We found dangerous pesticides hidden in legal cannabis

Currently, California does not conduct independent checks on pesticide levels in cannabis sold to consumers or on the accuracy of private pesticide tests that certify cannabis for sale.

To see where that leaves consumers, The Times and WeedWeek conducted their own tests. Journalists purchased products from licensed dispensaries across the state. Two licensed cannabis testing laboratories, Anresco Laboratories in San Francisco and SC Labs in Santa Cruz, agreed to test the samples for an expanded list of pesticides.

The samples were selected for a variety of reasons: sales promotions, unusually high potency levels, or were named in complaints to regulators. The tests also focused on vaporizers, which due to their concentrated oils may pose a greater threat to consumers' health.

Journalists removed packaging and obscured labels so that laboratories would not know which products were being tested.
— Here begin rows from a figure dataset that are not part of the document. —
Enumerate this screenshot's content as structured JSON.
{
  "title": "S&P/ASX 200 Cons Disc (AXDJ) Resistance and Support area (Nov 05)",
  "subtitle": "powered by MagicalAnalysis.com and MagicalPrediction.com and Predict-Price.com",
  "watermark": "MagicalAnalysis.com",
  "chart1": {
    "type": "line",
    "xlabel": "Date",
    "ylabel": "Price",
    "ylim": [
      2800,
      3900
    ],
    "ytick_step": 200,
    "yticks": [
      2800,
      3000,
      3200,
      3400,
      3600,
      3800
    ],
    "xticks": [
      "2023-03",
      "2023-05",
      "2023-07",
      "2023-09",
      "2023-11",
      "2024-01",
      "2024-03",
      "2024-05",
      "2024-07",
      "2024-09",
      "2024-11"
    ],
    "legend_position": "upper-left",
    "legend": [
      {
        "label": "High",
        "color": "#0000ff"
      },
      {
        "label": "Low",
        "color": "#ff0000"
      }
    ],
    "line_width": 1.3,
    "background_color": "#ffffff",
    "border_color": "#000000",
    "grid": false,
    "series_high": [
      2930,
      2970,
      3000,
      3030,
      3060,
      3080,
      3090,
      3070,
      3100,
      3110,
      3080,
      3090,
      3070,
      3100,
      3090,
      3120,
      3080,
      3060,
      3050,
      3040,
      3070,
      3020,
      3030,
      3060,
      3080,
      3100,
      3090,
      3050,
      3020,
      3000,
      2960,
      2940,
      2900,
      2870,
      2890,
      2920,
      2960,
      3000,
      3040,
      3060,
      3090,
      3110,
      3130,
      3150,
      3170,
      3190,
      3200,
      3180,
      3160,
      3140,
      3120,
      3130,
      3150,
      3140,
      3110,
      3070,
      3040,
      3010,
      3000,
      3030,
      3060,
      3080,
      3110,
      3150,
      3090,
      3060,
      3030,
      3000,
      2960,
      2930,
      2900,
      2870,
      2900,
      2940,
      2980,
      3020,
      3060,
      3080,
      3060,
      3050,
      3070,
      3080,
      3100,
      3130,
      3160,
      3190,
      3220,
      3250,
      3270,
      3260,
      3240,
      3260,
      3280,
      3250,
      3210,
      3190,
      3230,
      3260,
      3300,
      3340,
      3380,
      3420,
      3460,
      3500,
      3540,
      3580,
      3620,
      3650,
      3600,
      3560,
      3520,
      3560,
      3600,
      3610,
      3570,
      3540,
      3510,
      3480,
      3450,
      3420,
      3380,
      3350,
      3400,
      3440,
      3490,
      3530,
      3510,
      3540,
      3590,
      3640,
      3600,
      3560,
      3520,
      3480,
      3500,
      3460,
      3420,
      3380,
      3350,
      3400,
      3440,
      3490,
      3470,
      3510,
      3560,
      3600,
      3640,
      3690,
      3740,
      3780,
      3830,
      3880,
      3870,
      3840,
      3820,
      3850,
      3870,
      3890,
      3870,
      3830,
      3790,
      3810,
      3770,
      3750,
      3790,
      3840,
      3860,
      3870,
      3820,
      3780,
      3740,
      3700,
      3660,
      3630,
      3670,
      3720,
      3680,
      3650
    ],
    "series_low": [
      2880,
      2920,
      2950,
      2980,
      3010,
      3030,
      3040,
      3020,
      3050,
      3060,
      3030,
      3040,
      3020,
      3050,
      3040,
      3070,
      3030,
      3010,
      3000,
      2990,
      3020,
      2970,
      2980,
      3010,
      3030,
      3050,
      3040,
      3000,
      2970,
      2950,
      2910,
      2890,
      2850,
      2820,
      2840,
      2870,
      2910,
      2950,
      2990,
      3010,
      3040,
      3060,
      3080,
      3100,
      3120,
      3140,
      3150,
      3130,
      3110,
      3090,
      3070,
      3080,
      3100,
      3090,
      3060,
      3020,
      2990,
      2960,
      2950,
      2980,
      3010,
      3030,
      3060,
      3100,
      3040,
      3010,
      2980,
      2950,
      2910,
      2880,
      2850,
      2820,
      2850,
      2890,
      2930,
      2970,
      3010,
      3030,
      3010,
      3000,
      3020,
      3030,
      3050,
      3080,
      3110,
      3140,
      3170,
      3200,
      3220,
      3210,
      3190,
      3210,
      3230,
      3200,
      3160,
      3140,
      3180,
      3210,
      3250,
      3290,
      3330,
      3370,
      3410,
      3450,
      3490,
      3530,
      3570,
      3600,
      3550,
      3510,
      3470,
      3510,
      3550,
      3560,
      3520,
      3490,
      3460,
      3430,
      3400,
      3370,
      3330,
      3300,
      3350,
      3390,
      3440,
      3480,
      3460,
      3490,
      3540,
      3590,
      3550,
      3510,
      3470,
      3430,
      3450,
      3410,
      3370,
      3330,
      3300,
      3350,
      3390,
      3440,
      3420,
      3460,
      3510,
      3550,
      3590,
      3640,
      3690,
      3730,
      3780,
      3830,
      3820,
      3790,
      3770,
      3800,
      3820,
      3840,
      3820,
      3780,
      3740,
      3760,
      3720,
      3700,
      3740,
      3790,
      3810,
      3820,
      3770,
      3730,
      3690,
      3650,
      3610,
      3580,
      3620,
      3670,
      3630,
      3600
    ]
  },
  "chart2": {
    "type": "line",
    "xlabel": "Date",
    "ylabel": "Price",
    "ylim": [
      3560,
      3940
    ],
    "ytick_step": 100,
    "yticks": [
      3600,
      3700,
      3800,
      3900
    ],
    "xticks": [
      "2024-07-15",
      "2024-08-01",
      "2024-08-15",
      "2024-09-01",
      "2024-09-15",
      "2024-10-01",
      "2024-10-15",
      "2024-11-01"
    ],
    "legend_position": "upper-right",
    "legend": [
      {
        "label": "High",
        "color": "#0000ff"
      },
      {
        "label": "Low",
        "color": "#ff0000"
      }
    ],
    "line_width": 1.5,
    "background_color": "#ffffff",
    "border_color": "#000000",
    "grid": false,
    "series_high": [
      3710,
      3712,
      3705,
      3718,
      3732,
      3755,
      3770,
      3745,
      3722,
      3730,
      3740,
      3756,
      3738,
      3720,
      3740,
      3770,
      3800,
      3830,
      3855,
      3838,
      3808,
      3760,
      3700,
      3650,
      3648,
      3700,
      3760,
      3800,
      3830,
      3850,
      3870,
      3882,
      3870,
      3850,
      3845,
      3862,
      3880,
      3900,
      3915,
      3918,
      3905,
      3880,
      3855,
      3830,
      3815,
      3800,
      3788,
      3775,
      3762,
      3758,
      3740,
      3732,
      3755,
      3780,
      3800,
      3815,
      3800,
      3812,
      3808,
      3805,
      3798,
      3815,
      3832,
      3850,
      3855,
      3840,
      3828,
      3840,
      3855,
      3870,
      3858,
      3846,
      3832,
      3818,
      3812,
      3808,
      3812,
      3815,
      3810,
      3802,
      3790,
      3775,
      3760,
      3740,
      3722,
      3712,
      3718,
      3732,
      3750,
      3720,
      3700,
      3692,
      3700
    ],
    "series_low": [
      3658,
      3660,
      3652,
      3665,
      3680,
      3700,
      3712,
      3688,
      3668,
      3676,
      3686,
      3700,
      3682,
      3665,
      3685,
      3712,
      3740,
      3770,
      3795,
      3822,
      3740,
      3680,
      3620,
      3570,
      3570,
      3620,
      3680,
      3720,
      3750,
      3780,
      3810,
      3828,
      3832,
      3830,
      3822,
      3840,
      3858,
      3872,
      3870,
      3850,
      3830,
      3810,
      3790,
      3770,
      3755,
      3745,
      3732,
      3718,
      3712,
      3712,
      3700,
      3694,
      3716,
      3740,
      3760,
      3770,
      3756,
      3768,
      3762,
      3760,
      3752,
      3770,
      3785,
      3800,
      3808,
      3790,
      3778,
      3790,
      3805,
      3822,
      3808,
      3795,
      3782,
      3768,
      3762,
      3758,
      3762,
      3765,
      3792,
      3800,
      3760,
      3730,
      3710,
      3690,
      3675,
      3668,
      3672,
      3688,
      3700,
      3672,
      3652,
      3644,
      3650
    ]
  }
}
In many cases, both laboratories tested the same product and other products were retested.

In total, 66 tests were conducted to detect more than 100 pesticides, far more than California's required screening of 66 chemicals. Other pesticides may be present. Results from a state agricultural laboratory that conducted tests for regulators showed 16 additional pesticides that Anresco and SC Labs were not prepared to measure for.

Anresco and a third lab, Infinite Chemical Analysis Labs in San Diego, provided additional test results to the Times, which had sent those results to state regulators. In these cases, the laboratories selected which products to test.